The authors caution that the cross-sectional, observational nature of this study does not allow for conclusions about cause and effect.
Abstract of the study:
Non-drinking among young people has increased over the past decade in England, yet the underlying factor driving this change is unknown. Traditionally non-drinking has been found to be associated with lower socio-economic status and poorer health. This study explores among which sub-groups non-drinking has increased, and how this correlates with changes in drinking patterns, to identify whether behaviours are becoming more polarised, or reduction is widespread among young people.

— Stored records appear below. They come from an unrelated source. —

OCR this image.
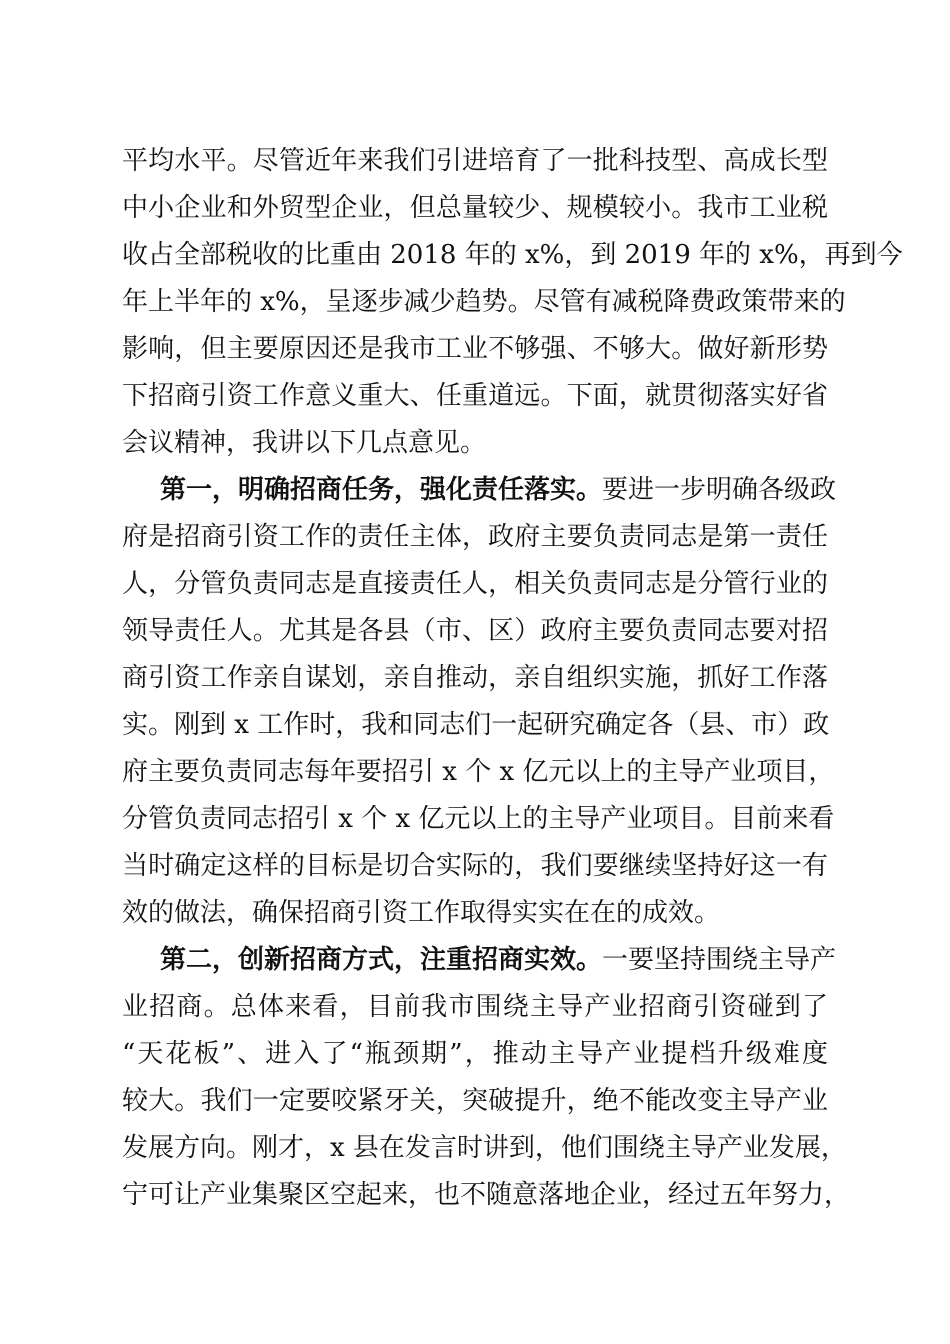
平均水平。尽管近年来我们引进培育了一批科技型、高成长型

中小企业和外贸型企业，但总量较少、规模较小。我市工业税

收占全部税收的比重由 2018 年的 x%，到 2019 年的 x%，再到今

年上半年的 x%，呈逐步减少趋势。尽管有减税降费政策带来的

影响，但主要原因还是我市工业不够强、不够大。做好新形势

下招商引资工作意义重大、任重道远。下面，就贯彻落实好省

会议精神，我讲以下几点意见。

第一，明确招商任务，强化责任落实。要进一步明确各级政

府是招商引资工作的责任主体，政府主要负责同志是第一责任

人，分管负责同志是直接责任人，相关负责同志是分管行业的

领导责任人。尤其是各县（市、区）政府主要负责同志要对招

商引资工作亲自谋划，亲自推动，亲自组织实施，抓好工作落

实。刚到 x 工作时，我和同志们一起研究确定各（县、市）政

府主要负责同志每年要招引 x 个 x 亿元以上的主导产业项目，

分管负责同志招引 x 个 x 亿元以上的主导产业项目。目前来看

当时确定这样的目标是切合实际的，我们要继续坚持好这一有

效的做法，确保招商引资工作取得实实在在的成效。

第二，创新招商方式，注重招商实效。一要坚持围绕主导产

业招商。总体来看，目前我市围绕主导产业招商引资碰到了

“天花板”、进入了“瓶颈期”，推动主导产业提档升级难度

较大。我们一定要咬紧牙关，突破提升，绝不能改变主导产业

发展方向。刚才，x 县在发言时讲到，他们围绕主导产业发展，

宁可让产业集聚区空起来，也不随意落地企业，经过五年努力，
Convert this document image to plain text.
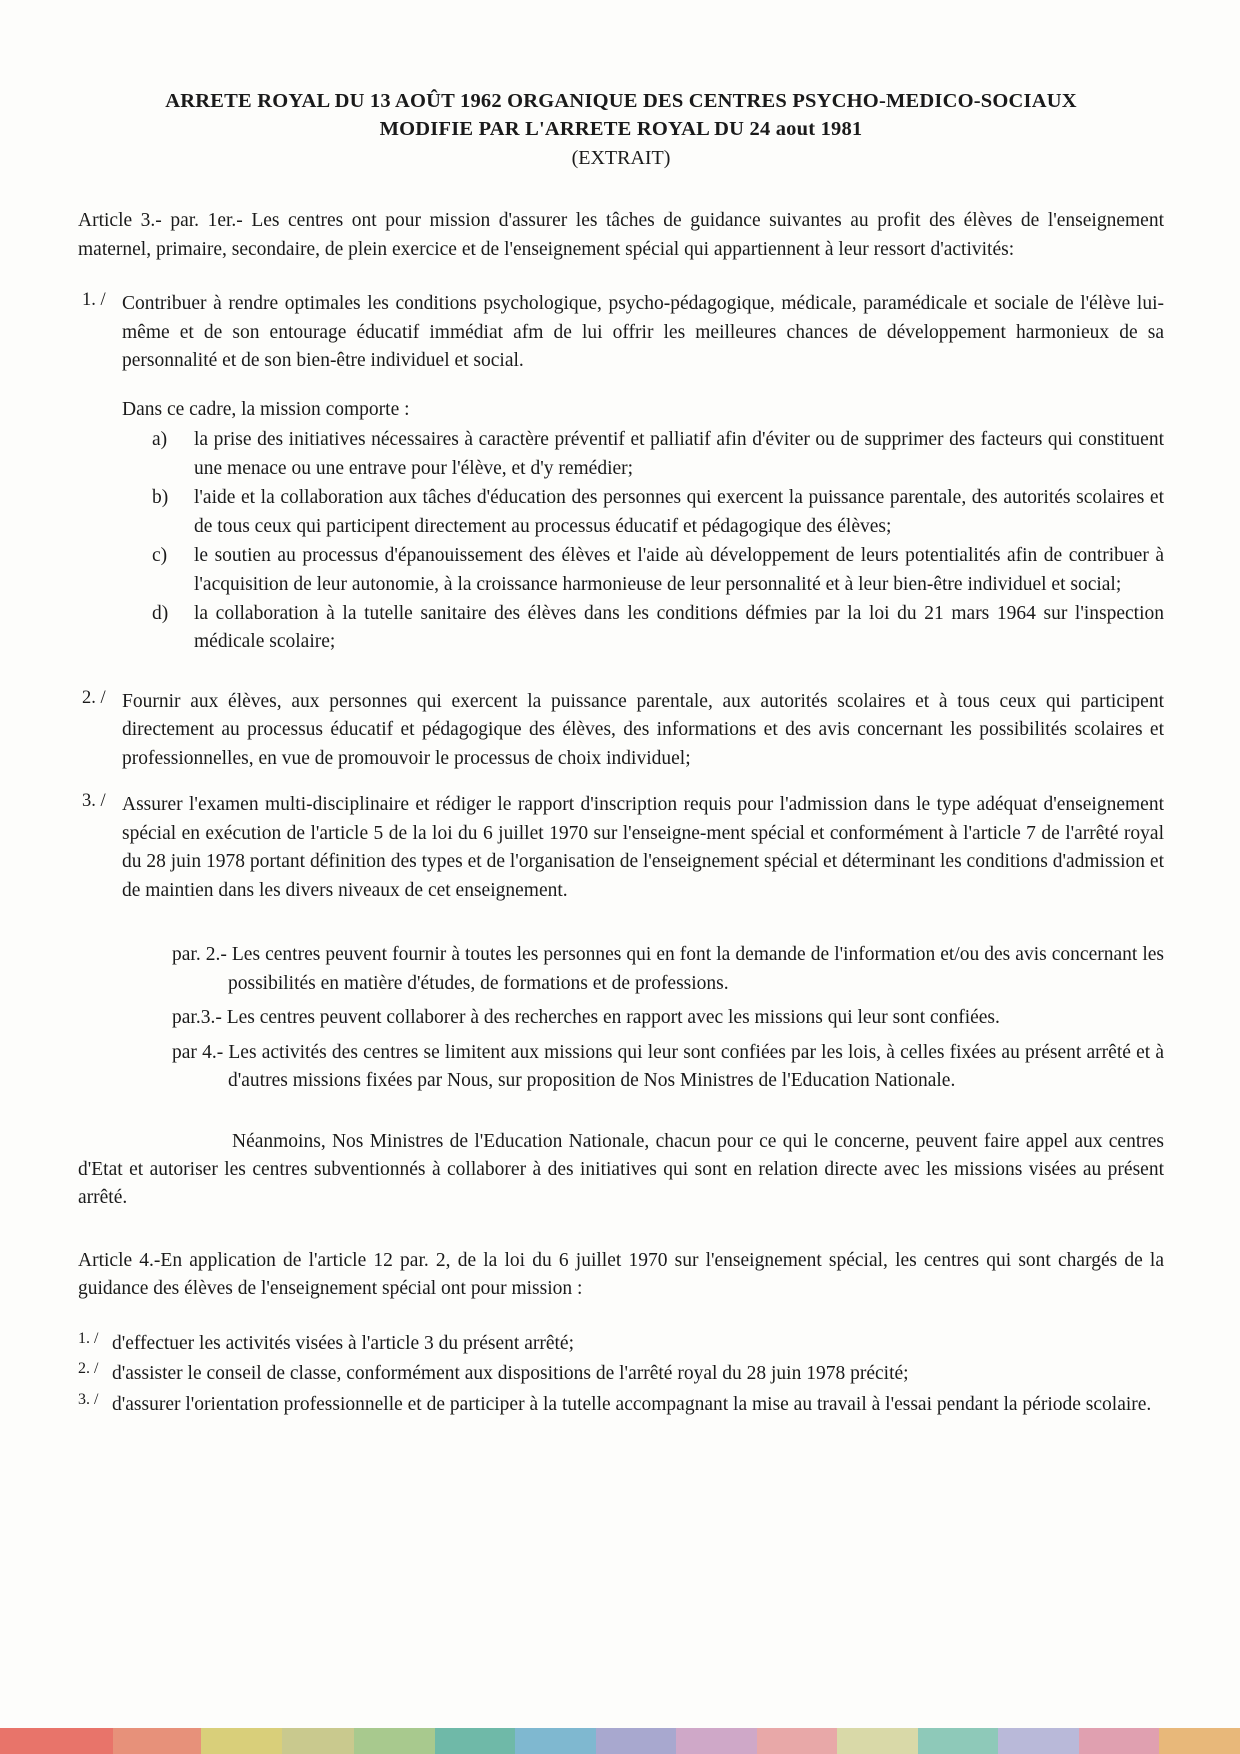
ARRETE ROYAL DU 13 AOÛT 1962 ORGANIQUE DES CENTRES PSYCHO-MEDICO-SOCIAUX
MODIFIE PAR L'ARRETE ROYAL DU 24 aout 1981
(EXTRAIT)

Article 3.- par. 1er.- Les centres ont pour mission d'assurer les tâches de guidance suivantes au profit des élèves de l'enseignement maternel, primaire, secondaire, de plein exercice et de l'enseignement spécial qui appartiennent à leur ressort d'activités:

1. / Contribuer à rendre optimales les conditions psychologique, psycho-pédagogique, médicale, paramédicale et sociale de l'élève lui-même et de son entourage éducatif immédiat afm de lui offrir les meilleures chances de développement harmonieux de sa personnalité et de son bien-être individuel et social.
Dans ce cadre, la mission comporte :
a)	la prise des initiatives nécessaires à caractère préventif et palliatif afin d'éviter ou de supprimer des facteurs qui constituent une menace ou une entrave pour l'élève, et d'y remédier;
b)	l'aide et la collaboration aux tâches d'éducation des personnes qui exercent la puissance parentale, des autorités scolaires et de tous ceux qui participent directement au processus éducatif et pédagogique des élèves;
c)	le soutien au processus d'épanouissement des élèves et l'aide aù développement de leurs potentialités afin de contribuer à l'acquisition de leur autonomie, à la croissance harmonieuse de leur personnalité et à leur bien-être individuel et social;
d)	la collaboration à la tutelle sanitaire des élèves dans les conditions défmies par la loi du 21 mars 1964 sur l'inspection médicale scolaire;
2. / Fournir aux élèves, aux personnes qui exercent la puissance parentale, aux autorités scolaires et à tous ceux qui participent directement au processus éducatif et pédagogique des élèves, des informations et des avis concernant les possibilités scolaires et professionnelles, en vue de promouvoir le processus de choix individuel;
3. / Assurer l'examen multi-disciplinaire et rédiger le rapport d'inscription requis pour l'admission dans le type adéquat d'enseignement spécial en exécution de l'article 5 de la loi du 6 juillet 1970 sur l'enseigne-ment spécial et conformément à l'article 7 de l'arrêté royal du 28 juin 1978 portant définition des types et de l'organisation de l'enseignement spécial et déterminant les conditions d'admission et de maintien dans les divers niveaux de cet enseignement.
par. 2.- Les centres peuvent fournir à toutes les personnes qui en font la demande de l'information et/ou des avis concernant les possibilités en matière d'études, de formations et de professions.
par.3.- Les centres peuvent collaborer à des recherches en rapport avec les missions qui leur sont confiées.
par 4.- Les activités des centres se limitent aux missions qui leur sont confiées par les lois, à celles fixées au présent arrêté et à d'autres missions fixées par Nous, sur proposition de Nos Ministres de l'Education Nationale.

Néanmoins, Nos Ministres de l'Education Nationale, chacun pour ce qui le concerne, peuvent faire appel aux centres d'Etat et autoriser les centres subventionnés à collaborer à des initiatives qui sont en relation directe avec les missions visées au présent arrêté.

Article 4.-En application de l'article 12 par. 2, de la loi du 6 juillet 1970 sur l'enseignement spécial, les centres qui sont chargés de la guidance des élèves de l'enseignement spécial ont pour mission :

1. / d'effectuer les activités visées à l'article 3 du présent arrêté;
2. / d'assister le conseil de classe, conformément aux dispositions de l'arrêté royal du 28 juin 1978 précité;
3. / d'assurer l'orientation professionnelle et de participer à la tutelle accompagnant la mise au travail à l'essai pendant la période scolaire.
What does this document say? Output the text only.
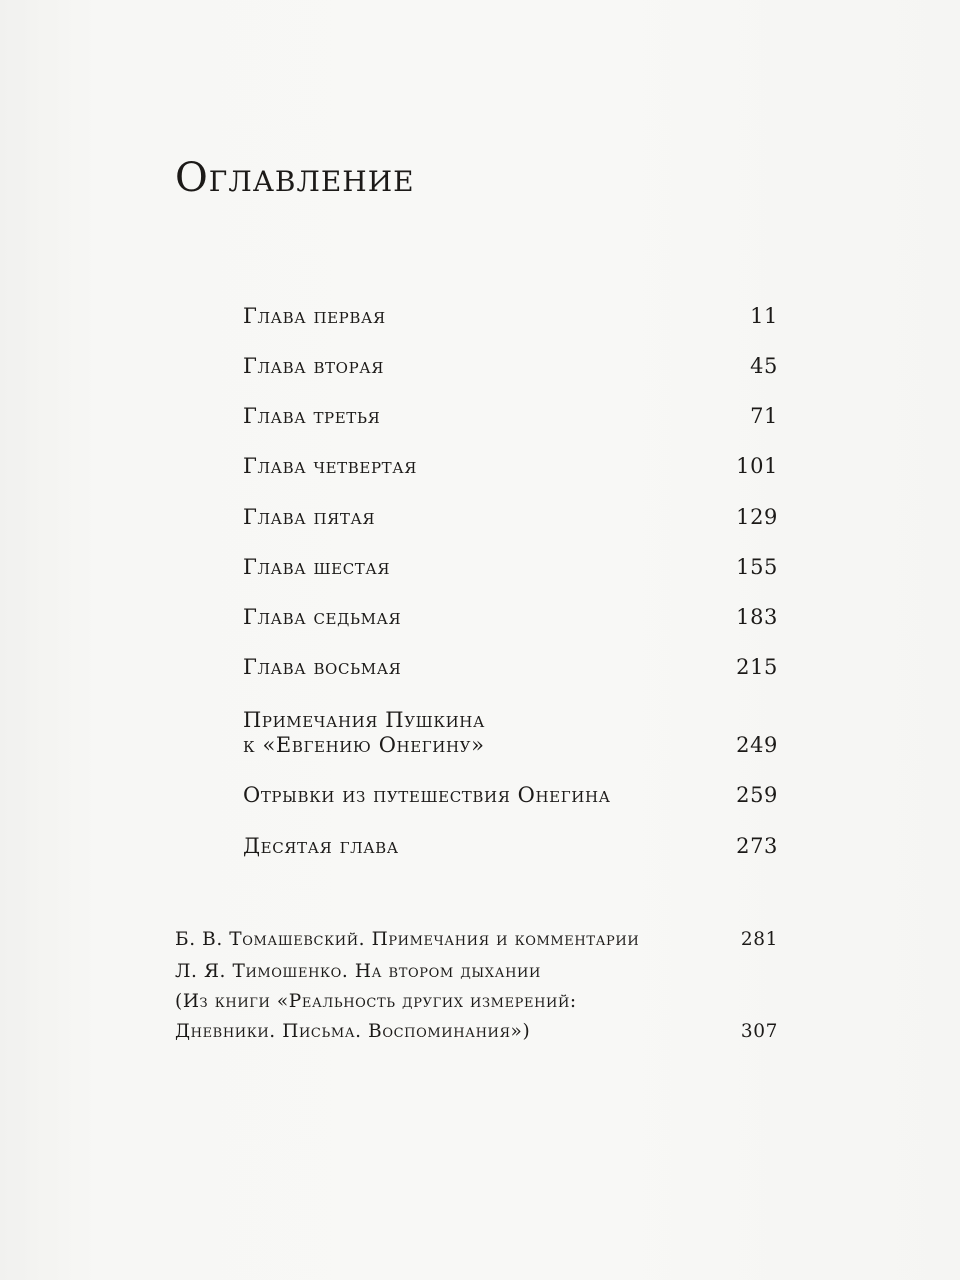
Оглавление
Глава первая	11
Глава вторая	45
Глава третья	71
Глава четвертая	101
Глава пятая	129
Глава шестая	155
Глава седьмая	183
Глава восьмая	215
Примечания Пушкина
к «Евгению Онегину»	249
Отрывки из путешествия Онегина	259
Десятая глава	273
Б. В. Томашевский. Примечания и комментарии	281
Л. Я. Тимошенко. На втором дыхании
(Из книги «Реальность других измерений:
Дневники. Письма. Воспоминания»)	307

Among participants aged 16 to 24 years (N = 9699), within the annual cross-sectional nationally-representative Health Survey for England 2005–2015 datasets, the following analyses were conducted: 1) The proportion of non-drinkers among social-demographic and health sub-groups by year, and tests for linear trends among sub-groups, adjusting for age were calculated. In pooled analyses, an interaction between year and each variable was modelled in sex- and age-adjusted logistic regression models on the odds of being a non-drinker versus drinker 2) At the population level, spearman correlation co-efficients were calculated between the proportion non-drinking and the mean alcohol units consumed and binge drinking on the heaviest drinking day, by year. Ordinary least squares regression analyses were used, modelling the proportion non-drinking as the independent variable, and the mean units/binge drinking as the dependent variable.
Rates of non-drinking increased from 18% (95%CI 16–22%) in 2005 to 29% (25–33%) in 2015 (test for trend; p < 0.001), largely attributable to increases in lifetime abstention. Not drinking in the past week increased from 35% (32–39%) to 50% (45–55%) (p < 0.001). Significant linear increases in non-drinking were found among most sub-groups including healthier sub-groups (non-smokers, those with high physical activity and good mental health), white ethnicity, north and south regions, in full-time education, and employed. No significant increases in non-drinking were found among smokers, ethnic minorities and those with poor mental health. At the population-level, significant negative correlations were found between increases in non-drinking and declines in the mean units consumed (ρ = − 0.85, p < 0.001), and binge drinking (ρ = − 0.87, p < 0.001).
Increases in non-drinking among young people has coincided with a delayed initiation into alcohol consumption, and are to be welcomed. Future research should explore attitudes towards drinking among young people.